Ironically, for someone so opposed to media coverage of these trials, Peterson may have given the documentary series The Innocent Man an idea for its opening epigraph. The series begins with the same Anais Nin quote that Peterson included in the charged letter he wrote Grisham in 2006. Peterson wrote, "A thought that crossed my mind upon reading the book that seems to apply to you and your ilk is a quote by Anais Nin: 'We don't see things as they are, we see them as we are.'" Grisham responded curtly: "What a surprise! You find the book misleading and inaccurate. I expected nothing less."
The fight was on. Clearly, a website wouldn't be enough for Peterson. In 2006, Peterson sued Grisham and Fritz, who wrote his own book about his harrowing experience in prison for a crime he didn't commit, for libel. Peterson also sued Barry Schenk, the co-founder of the Innocent Project, the organization instrumental in freeing Fritz and Williamson. The lawsuit claimed that the defendants deliberately placed Peterson in a false light. A year after filing, a federal judge dismissed Peterson's lawsuit, calling the claims "not plausible."

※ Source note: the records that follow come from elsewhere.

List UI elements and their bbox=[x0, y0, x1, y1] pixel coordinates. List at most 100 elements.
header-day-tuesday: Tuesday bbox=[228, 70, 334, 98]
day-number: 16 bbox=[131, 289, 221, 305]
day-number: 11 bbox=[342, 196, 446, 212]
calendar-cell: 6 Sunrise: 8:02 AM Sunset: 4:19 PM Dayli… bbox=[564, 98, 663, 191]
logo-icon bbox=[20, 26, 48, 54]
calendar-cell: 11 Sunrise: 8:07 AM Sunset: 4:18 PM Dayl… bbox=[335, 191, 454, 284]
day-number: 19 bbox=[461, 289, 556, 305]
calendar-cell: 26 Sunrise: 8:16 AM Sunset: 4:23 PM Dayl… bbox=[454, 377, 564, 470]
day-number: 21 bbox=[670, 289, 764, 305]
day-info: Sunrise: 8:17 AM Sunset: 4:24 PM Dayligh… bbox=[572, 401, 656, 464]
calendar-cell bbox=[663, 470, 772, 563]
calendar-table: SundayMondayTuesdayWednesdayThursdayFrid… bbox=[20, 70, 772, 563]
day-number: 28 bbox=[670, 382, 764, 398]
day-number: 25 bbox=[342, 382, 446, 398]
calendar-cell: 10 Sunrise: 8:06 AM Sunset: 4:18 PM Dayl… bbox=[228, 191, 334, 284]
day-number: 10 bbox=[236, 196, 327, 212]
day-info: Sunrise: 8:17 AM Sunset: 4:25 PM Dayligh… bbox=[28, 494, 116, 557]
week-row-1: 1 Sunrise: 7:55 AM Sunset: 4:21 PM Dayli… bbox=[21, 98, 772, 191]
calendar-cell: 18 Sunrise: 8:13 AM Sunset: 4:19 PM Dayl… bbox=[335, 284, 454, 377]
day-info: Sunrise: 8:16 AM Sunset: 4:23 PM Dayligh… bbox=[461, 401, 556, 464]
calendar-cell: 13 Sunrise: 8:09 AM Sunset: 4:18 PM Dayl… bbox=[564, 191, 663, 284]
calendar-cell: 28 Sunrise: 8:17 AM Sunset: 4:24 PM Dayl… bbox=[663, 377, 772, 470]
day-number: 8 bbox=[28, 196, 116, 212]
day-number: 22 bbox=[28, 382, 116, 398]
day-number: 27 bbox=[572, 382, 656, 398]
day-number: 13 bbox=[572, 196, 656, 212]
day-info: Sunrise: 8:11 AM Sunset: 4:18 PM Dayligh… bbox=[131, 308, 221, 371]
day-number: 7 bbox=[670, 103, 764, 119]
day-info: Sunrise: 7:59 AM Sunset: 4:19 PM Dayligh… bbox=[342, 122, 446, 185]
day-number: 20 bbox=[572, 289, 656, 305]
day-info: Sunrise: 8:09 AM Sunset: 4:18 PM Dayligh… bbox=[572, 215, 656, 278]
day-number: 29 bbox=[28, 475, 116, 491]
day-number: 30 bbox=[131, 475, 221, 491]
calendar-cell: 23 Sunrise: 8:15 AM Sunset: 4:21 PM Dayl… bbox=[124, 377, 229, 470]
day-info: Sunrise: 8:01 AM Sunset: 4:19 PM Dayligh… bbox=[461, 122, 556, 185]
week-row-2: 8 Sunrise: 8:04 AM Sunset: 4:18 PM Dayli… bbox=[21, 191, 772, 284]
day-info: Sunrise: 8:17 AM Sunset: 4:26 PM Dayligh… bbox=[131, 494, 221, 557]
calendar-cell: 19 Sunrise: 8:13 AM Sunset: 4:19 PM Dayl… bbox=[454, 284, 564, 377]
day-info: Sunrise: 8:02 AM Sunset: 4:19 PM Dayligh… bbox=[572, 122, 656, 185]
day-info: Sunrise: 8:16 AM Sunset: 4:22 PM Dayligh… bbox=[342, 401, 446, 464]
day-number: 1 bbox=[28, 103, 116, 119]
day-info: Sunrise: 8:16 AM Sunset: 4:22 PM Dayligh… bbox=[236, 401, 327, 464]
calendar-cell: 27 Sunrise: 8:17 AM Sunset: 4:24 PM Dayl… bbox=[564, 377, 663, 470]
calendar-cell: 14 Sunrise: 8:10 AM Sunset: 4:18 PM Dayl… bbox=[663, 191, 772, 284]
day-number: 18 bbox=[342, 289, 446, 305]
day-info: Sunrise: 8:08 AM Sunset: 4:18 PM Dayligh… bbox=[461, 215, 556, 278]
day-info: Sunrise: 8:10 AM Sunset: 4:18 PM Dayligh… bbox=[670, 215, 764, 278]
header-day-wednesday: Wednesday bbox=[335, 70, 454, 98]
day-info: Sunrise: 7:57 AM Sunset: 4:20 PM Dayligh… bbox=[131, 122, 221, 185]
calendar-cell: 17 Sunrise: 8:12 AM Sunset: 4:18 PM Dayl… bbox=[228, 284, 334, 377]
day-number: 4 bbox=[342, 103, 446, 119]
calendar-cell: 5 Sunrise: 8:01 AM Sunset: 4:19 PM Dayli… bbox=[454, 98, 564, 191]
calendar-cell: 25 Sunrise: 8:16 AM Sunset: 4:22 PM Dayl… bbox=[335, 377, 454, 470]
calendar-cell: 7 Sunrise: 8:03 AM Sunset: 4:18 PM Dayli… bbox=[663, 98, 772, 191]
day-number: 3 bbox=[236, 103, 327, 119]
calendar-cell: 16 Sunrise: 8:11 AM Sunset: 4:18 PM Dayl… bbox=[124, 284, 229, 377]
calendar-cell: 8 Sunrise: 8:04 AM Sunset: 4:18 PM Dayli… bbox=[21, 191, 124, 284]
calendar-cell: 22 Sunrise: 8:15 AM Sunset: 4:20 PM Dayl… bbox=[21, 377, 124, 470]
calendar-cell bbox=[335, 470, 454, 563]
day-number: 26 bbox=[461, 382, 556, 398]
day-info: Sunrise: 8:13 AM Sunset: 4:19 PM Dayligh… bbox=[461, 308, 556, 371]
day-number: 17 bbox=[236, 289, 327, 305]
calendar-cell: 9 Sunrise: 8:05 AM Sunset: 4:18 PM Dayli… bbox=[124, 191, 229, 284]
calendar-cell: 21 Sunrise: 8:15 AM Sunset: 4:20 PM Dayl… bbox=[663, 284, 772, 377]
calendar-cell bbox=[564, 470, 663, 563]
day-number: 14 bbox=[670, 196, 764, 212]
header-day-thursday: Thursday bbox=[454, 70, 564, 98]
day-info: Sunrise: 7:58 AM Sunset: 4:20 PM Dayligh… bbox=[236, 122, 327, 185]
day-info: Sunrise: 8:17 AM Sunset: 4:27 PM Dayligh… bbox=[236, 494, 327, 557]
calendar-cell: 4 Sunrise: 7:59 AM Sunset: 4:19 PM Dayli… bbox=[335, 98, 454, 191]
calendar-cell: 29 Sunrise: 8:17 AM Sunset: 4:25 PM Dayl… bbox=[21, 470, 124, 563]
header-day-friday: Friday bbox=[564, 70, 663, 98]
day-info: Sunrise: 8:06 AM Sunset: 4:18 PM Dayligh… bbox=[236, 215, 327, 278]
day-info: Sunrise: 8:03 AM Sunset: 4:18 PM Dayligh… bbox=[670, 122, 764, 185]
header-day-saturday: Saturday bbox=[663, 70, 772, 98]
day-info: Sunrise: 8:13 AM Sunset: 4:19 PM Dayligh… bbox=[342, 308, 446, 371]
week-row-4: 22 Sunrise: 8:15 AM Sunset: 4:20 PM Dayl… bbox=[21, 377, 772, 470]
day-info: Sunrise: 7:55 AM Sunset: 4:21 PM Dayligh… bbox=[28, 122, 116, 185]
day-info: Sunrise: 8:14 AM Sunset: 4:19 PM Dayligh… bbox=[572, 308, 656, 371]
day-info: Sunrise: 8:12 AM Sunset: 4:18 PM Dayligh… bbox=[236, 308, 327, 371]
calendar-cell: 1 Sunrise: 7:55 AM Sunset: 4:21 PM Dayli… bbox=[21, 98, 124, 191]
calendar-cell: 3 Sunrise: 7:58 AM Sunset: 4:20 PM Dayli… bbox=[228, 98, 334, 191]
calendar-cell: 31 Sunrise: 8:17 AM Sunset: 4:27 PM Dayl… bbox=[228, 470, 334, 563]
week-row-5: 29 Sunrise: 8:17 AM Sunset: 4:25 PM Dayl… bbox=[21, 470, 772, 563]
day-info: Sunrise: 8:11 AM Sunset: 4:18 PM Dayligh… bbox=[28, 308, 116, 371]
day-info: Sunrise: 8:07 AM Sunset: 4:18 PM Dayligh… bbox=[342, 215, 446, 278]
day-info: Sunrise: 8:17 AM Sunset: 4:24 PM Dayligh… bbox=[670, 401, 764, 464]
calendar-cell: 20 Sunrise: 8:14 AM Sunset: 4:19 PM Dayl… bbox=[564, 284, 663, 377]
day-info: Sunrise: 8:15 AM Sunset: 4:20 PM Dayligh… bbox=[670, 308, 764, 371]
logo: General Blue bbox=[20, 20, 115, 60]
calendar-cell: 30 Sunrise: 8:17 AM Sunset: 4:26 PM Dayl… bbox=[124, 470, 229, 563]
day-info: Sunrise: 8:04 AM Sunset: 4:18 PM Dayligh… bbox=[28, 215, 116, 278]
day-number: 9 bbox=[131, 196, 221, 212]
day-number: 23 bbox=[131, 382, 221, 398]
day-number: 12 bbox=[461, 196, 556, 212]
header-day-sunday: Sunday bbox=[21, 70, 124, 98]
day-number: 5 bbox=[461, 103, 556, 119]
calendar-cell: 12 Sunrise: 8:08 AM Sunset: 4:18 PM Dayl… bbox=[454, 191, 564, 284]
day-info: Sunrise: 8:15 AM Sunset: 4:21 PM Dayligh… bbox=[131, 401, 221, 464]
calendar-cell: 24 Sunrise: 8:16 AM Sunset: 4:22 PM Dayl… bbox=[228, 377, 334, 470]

"Where the justice system so manifestly failed and innocent people were imprisoned for 11 years (one almost put to death), it is necessary to analyze and criticize our judicial system (and the actors involved) so that past mistakes do not become future ones,” U.S. District Judge Ronald White wrote in his ruling. "The wrongful convictions of Ron Williamson and Dennis Fritz must be discussed openly and with great vigor.”
After years of vocal outpourings, Peterson has stepped away from commenting on this phase of his career. In 2008, Peterson retired after serving as district attorney of Pontotoc County for 28 years. The last time Peterson was mentioned in the Ada Times, it was in relation to his granddaughter's victory at an Oklahoma horse show.